UN condemns holocaust denial

General Assembly adopts resolution but Iran calls it a political exercise.

Auschwitz
Up to 1.5 million people are believed to have died at Auschwitz alone [AP]
The resolution, co-sponsored by 103 countries, was approved by consensus, without a vote.
 
It received almost as many co-sponsors as a broader measure adopted in November 2005 which made January 27 the International Day of Commemoration for victims of the Holocaust.

Tehran conference

Iran disassociated itself from the US-drafted resolution and called it a political exercise.

Iran is not mentioned by name in the resolution but it is clearly a response to the Tehran conference convened in December by President Mahmoud Ahmadinejad.

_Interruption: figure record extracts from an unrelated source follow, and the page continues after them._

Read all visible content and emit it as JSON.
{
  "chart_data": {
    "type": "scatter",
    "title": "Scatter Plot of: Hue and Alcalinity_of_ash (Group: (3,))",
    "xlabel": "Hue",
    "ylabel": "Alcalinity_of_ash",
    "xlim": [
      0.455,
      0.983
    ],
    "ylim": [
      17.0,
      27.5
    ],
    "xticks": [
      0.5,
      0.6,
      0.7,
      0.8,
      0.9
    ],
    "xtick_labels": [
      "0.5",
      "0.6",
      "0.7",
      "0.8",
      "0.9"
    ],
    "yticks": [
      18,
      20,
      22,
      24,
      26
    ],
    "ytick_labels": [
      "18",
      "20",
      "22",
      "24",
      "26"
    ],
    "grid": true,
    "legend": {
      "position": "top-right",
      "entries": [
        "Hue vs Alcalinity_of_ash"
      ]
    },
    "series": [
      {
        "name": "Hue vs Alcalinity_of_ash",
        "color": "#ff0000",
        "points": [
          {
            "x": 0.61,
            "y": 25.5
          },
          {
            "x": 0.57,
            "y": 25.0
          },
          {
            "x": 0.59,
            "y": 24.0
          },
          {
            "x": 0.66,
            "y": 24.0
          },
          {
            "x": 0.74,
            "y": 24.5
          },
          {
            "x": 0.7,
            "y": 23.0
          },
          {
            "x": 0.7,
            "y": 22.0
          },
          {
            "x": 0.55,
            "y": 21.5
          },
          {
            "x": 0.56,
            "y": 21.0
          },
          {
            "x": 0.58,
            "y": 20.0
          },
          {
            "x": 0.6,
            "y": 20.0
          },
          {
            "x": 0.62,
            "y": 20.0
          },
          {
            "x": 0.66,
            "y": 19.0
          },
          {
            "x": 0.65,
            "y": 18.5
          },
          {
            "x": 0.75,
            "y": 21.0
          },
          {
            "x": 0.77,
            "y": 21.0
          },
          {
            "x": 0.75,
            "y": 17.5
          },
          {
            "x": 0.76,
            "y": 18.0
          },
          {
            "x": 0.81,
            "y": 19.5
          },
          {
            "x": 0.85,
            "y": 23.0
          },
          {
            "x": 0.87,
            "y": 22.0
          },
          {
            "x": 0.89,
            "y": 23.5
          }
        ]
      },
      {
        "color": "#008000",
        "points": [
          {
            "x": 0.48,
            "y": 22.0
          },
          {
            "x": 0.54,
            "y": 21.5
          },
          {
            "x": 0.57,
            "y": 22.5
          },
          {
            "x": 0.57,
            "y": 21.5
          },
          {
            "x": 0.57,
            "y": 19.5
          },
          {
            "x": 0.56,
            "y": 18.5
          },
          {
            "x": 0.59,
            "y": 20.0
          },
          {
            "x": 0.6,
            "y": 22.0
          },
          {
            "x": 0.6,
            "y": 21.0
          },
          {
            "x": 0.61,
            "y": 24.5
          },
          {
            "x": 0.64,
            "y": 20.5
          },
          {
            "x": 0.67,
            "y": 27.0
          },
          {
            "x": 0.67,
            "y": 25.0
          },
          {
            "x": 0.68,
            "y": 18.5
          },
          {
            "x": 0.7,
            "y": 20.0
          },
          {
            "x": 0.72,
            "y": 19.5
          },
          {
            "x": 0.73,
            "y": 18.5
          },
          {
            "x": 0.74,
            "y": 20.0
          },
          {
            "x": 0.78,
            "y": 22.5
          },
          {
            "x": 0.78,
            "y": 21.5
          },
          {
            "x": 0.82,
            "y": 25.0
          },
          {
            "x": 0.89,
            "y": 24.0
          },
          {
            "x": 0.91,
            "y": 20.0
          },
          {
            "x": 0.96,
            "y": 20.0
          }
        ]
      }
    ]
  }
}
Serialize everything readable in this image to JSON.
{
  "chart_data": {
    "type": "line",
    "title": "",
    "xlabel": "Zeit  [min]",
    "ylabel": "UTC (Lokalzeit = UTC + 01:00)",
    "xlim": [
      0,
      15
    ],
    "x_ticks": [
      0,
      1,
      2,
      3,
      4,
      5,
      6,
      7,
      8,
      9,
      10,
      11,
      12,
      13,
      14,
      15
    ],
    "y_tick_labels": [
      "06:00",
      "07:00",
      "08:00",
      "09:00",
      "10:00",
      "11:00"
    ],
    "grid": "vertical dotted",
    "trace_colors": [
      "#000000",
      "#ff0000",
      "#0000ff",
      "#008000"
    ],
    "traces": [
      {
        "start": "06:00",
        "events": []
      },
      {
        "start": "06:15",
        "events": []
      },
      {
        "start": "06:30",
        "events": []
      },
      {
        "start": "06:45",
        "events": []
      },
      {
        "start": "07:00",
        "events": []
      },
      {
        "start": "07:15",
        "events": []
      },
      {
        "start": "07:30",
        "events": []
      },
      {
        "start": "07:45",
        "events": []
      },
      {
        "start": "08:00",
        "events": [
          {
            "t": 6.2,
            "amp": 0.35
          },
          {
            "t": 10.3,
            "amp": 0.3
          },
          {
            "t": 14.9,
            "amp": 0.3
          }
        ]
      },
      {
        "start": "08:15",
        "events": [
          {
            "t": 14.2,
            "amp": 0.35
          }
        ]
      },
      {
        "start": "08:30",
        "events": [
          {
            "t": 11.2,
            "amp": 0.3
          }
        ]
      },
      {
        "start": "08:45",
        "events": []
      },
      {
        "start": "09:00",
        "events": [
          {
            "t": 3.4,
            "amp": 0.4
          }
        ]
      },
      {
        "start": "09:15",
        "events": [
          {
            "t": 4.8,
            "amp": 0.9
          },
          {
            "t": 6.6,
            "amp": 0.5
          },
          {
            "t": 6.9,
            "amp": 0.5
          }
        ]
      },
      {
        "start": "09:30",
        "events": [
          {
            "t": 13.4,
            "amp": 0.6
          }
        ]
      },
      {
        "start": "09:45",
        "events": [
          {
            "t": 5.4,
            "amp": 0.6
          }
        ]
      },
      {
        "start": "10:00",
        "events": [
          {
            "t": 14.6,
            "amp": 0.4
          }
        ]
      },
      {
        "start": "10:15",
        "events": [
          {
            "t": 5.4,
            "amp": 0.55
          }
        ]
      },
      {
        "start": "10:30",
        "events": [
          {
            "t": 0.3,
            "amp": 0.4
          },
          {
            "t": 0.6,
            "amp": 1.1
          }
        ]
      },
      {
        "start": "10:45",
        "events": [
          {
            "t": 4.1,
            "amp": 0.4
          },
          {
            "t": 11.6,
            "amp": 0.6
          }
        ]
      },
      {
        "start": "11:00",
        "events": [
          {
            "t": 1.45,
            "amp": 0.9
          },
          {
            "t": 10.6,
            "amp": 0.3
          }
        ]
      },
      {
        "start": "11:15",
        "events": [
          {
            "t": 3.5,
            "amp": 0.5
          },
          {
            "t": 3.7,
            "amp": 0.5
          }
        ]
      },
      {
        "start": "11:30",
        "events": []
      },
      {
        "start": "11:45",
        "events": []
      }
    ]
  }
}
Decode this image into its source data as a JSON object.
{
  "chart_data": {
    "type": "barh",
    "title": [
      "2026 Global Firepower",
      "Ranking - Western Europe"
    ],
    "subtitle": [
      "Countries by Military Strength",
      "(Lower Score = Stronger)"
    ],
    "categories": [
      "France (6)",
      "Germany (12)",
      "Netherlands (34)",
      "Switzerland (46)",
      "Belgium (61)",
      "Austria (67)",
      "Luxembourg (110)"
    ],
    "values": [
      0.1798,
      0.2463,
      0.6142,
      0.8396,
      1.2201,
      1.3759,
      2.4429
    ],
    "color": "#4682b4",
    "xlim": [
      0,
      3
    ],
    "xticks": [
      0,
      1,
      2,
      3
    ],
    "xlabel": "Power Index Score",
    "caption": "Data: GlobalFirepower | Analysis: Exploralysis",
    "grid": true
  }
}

Many speakers at the event expressed doubt about the Nazis’ mass extermination of Jews.

“We must strengthen our resolve to prevent such atrocities, whenever and wherever they might occur.”

Sheikha Haya Rashed al-Khalifa, UN General Assembly president 

Hossein Gharibi, an Iranian envoy to the United Nations, told the assembly: “In our view there is no justification for genocide of any kind, nor can there be any justification for the attempt made by some – particularly by the Israeli regime – to exploit the past crimes as a pretext to commit new genocide and crimes.”

In response, Dan Gillerman, Israel’s ambassador to the UN, said: “While the nations of the world gather here to affirm the historicity of the Holocaust with the intent of never again allowing genocide, a member of this assembly is acquiring the capabilities to carry out its own.”

“The president of Iran is in fact saying, ‘There really was no Holocaust, but just in case, we shall finish the job,'” he added.

Up to 1.5 million prisoners, most of them Jews, are killed in the Auschwitz extermination camp alone.

 

Six million Jews and millions of other people including Poles, homosexuals, Russians and Gypsies are said to be murdered by the Nazis and their allies during the war.

Sheikha Haya Rashed al-Khalifa of Bahrain, the General Assembly president, told the 192 members that the resolution showed “we must strengthen our resolve to prevent such atrocities, whenever and wherever they might occur.”